Chef 1 : Meurtre, une VIOLATION DES LOIS OU COUTUMES DE LA GUERRE reconnue par l’article 3 1) a) commun des Conventions de Genève de 1949 et sanctionnée par les articles 3 ainsi que 7 1) et 7 3) du Statut du Tribunal.
Chef 2 : Traitements cruels, une VIOLATION DES LOIS OU COUTUMES DE LA GUERRE reconnue par l’article 3 1) a) commun des Conventions de Genève de 1949 et sanctionnée par les articles 3 ainsi que 7 1) et 7 3) du Statut du Tribunal.
Chef 3 : Attaques contre des civils, une VIOLATION DES LOIS OU COUTUMES DE LA GUERRE reconnue par l’article 51 2) du Protocole additionnel I et l’article 13 2) du Protocole additionnel II aux Conventions de Genève de 1949 et sanctionnée par les articles 3 ainsi que 7 1) et 7 3) du Statut du Tribunal.
Chef 4 : Dévastation que ne justifient pas les exigences militaires, une VIOLATION DES LOIS OU COUTUMES DE LA GUERRE sanctionnée par les articles 3 b) ainsi que 7 1) et 7 3) du Statut du Tribunal.
Chef 5 : Attaques illégales contre des biens de caractère civil, une VIOLATION DES LOIS OU COUTUMES DE LA GUERRE reconnue par l’article 52 du Protocole additionnel I aux Conventions de Genève de 1949 et par le droit coutumier, et sanctionnée par les articles 3 ainsi que 7 1) et 7 3) du Statut du Tribunal.
Chef 6 : Destruction ou endommagement délibéré d’édifices consacrés à la religion, à la bienfaisance et à l’enseignement, aux arts et aux sciences, à des monuments historiques, à des œuvres d’art et à des œuvres de caractère scientifique, une VIOLATION DES LOIS OU COUTUMES DE LA GUERRE sanctionnée par les articles 3 d) ainsi que 7 1) et 7 3) du Statut du Tribunal.

Séparation des affaires
Le 17 septembre 2003, la Chambre de première instance a ordonné que les affaires soient séparées.

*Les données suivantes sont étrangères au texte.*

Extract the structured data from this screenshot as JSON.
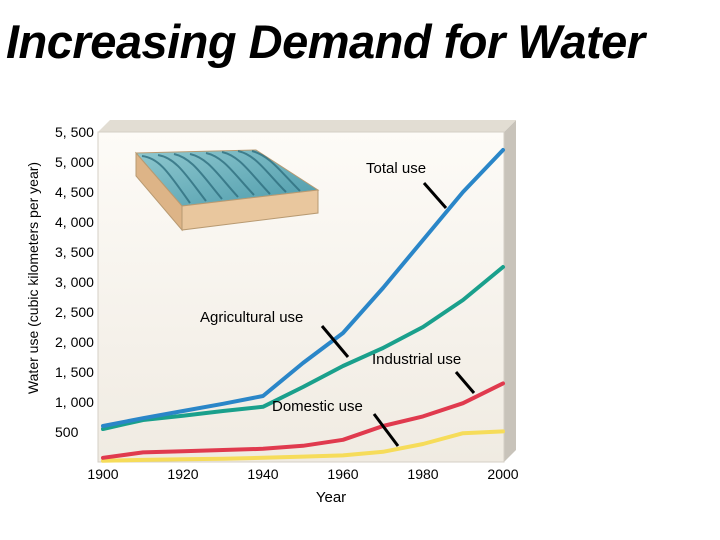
{
  "page": {
    "title": "Increasing Demand for Water"
  },
  "chart_data": {
    "type": "line",
    "title": "Increasing Demand for Water",
    "xlabel": "Year",
    "ylabel": "Water use (cubic kilometers per year)",
    "xlim": [
      1900,
      2000
    ],
    "ylim": [
      0,
      5500
    ],
    "x_ticks": [
      1900,
      1920,
      1940,
      1960,
      1980,
      2000
    ],
    "x_tick_labels": [
      "1900",
      "1920",
      "1940",
      "1960",
      "1980",
      "2000"
    ],
    "y_ticks": [
      500,
      1000,
      1500,
      2000,
      2500,
      3000,
      3500,
      4000,
      4500,
      5000,
      5500
    ],
    "y_tick_labels": [
      "500",
      "1, 000",
      "1, 500",
      "2, 000",
      "2, 500",
      "3, 000",
      "3, 500",
      "4, 000",
      "4, 500",
      "5, 000",
      "5, 500"
    ],
    "grid": false,
    "legend": "none",
    "series": [
      {
        "name": "Total use",
        "color": "#2a86c8",
        "x": [
          1900,
          1910,
          1920,
          1930,
          1940,
          1950,
          1960,
          1970,
          1980,
          1990,
          2000
        ],
        "y": [
          600,
          730,
          850,
          970,
          1100,
          1650,
          2150,
          2900,
          3700,
          4500,
          5200
        ]
      },
      {
        "name": "Agricultural use",
        "color": "#1aa08c",
        "x": [
          1900,
          1910,
          1920,
          1930,
          1940,
          1950,
          1960,
          1970,
          1980,
          1990,
          2000
        ],
        "y": [
          550,
          700,
          770,
          850,
          920,
          1250,
          1600,
          1900,
          2250,
          2700,
          3250
        ]
      },
      {
        "name": "Industrial use",
        "color": "#e03a4e",
        "x": [
          1900,
          1910,
          1920,
          1930,
          1940,
          1950,
          1960,
          1970,
          1980,
          1990,
          2000
        ],
        "y": [
          70,
          160,
          180,
          200,
          220,
          270,
          370,
          600,
          760,
          980,
          1310
        ]
      },
      {
        "name": "Domestic use",
        "color": "#f6dc5a",
        "x": [
          1900,
          1910,
          1920,
          1930,
          1940,
          1950,
          1960,
          1970,
          1980,
          1990,
          2000
        ],
        "y": [
          20,
          35,
          45,
          55,
          70,
          90,
          110,
          170,
          300,
          480,
          510
        ]
      }
    ],
    "annotations": [
      "Total use",
      "Agricultural use",
      "Industrial use",
      "Domestic use"
    ],
    "inset_picture": "irrigated-field-icon"
  }
}
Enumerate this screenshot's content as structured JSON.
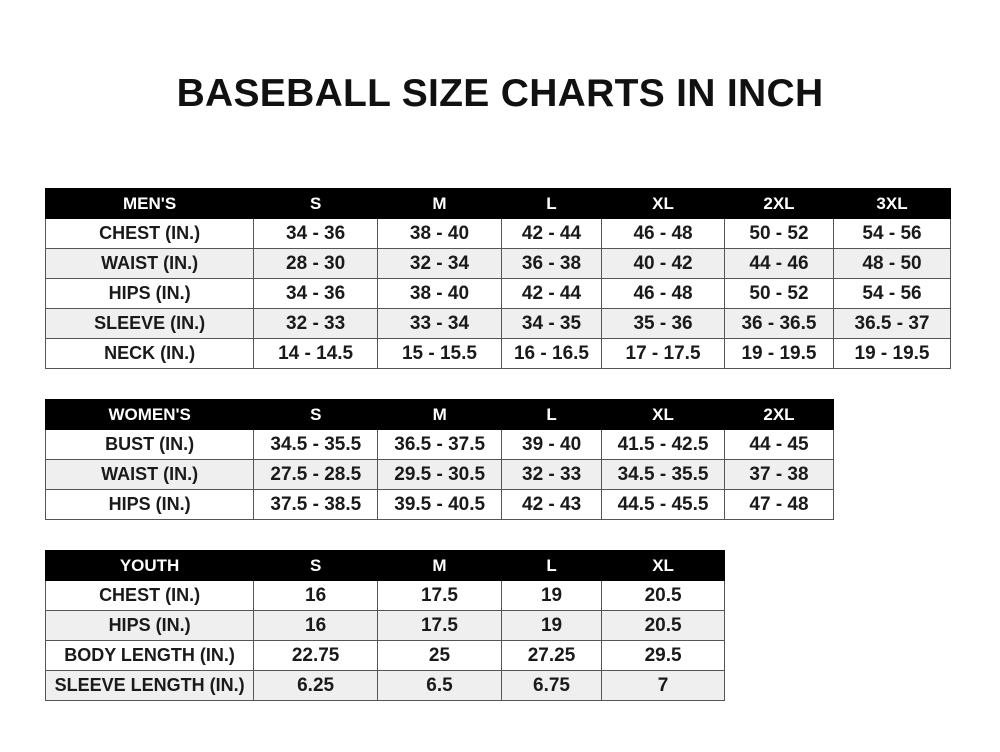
{
  "title": "BASEBALL SIZE CHARTS IN INCH",
  "tables": [
    {
      "id": "men",
      "headers": [
        "MEN'S",
        "S",
        "M",
        "L",
        "XL",
        "2XL",
        "3XL"
      ],
      "rows": [
        [
          "CHEST (IN.)",
          "34 - 36",
          "38 - 40",
          "42 - 44",
          "46 - 48",
          "50 - 52",
          "54 - 56"
        ],
        [
          "WAIST (IN.)",
          "28 - 30",
          "32 - 34",
          "36 - 38",
          "40 - 42",
          "44 - 46",
          "48 - 50"
        ],
        [
          "HIPS (IN.)",
          "34 - 36",
          "38 - 40",
          "42 - 44",
          "46 - 48",
          "50 - 52",
          "54 - 56"
        ],
        [
          "SLEEVE (IN.)",
          "32 - 33",
          "33 - 34",
          "34 - 35",
          "35 - 36",
          "36 - 36.5",
          "36.5 - 37"
        ],
        [
          "NECK (IN.)",
          "14 - 14.5",
          "15 - 15.5",
          "16 - 16.5",
          "17 - 17.5",
          "19 - 19.5",
          "19 - 19.5"
        ]
      ]
    },
    {
      "id": "women",
      "headers": [
        "WOMEN'S",
        "S",
        "M",
        "L",
        "XL",
        "2XL"
      ],
      "rows": [
        [
          "BUST (IN.)",
          "34.5 - 35.5",
          "36.5 - 37.5",
          "39 - 40",
          "41.5 - 42.5",
          "44 - 45"
        ],
        [
          "WAIST (IN.)",
          "27.5 - 28.5",
          "29.5 - 30.5",
          "32 - 33",
          "34.5 - 35.5",
          "37 - 38"
        ],
        [
          "HIPS (IN.)",
          "37.5 - 38.5",
          "39.5 - 40.5",
          "42 - 43",
          "44.5 - 45.5",
          "47 - 48"
        ]
      ]
    },
    {
      "id": "youth",
      "headers": [
        "YOUTH",
        "S",
        "M",
        "L",
        "XL"
      ],
      "rows": [
        [
          "CHEST (IN.)",
          "16",
          "17.5",
          "19",
          "20.5"
        ],
        [
          "HIPS (IN.)",
          "16",
          "17.5",
          "19",
          "20.5"
        ],
        [
          "BODY LENGTH (IN.)",
          "22.75",
          "25",
          "27.25",
          "29.5"
        ],
        [
          "SLEEVE LENGTH (IN.)",
          "6.25",
          "6.5",
          "6.75",
          "7"
        ]
      ]
    }
  ]
}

Le Greffier a attribué le numéro IT-01-42 à l’affaire le Procureur c/. Miodrag Jokic le 18 septembre 2003.

Le Procès

Le début du procès de Pavle Strugar a commencé le 16 décembre 2003.
La présentation des arguments du Procureur s’est achevée le 18 mai 2004. La présentation des arguments de la Défense a commencé le 28 juin 2004 et s’est achevée le 23 juillet 2004..

Jugement

Le 31 janvier 2005, Pavle Strugar a été condamné à une peine de 8 ans d’emprisonnement.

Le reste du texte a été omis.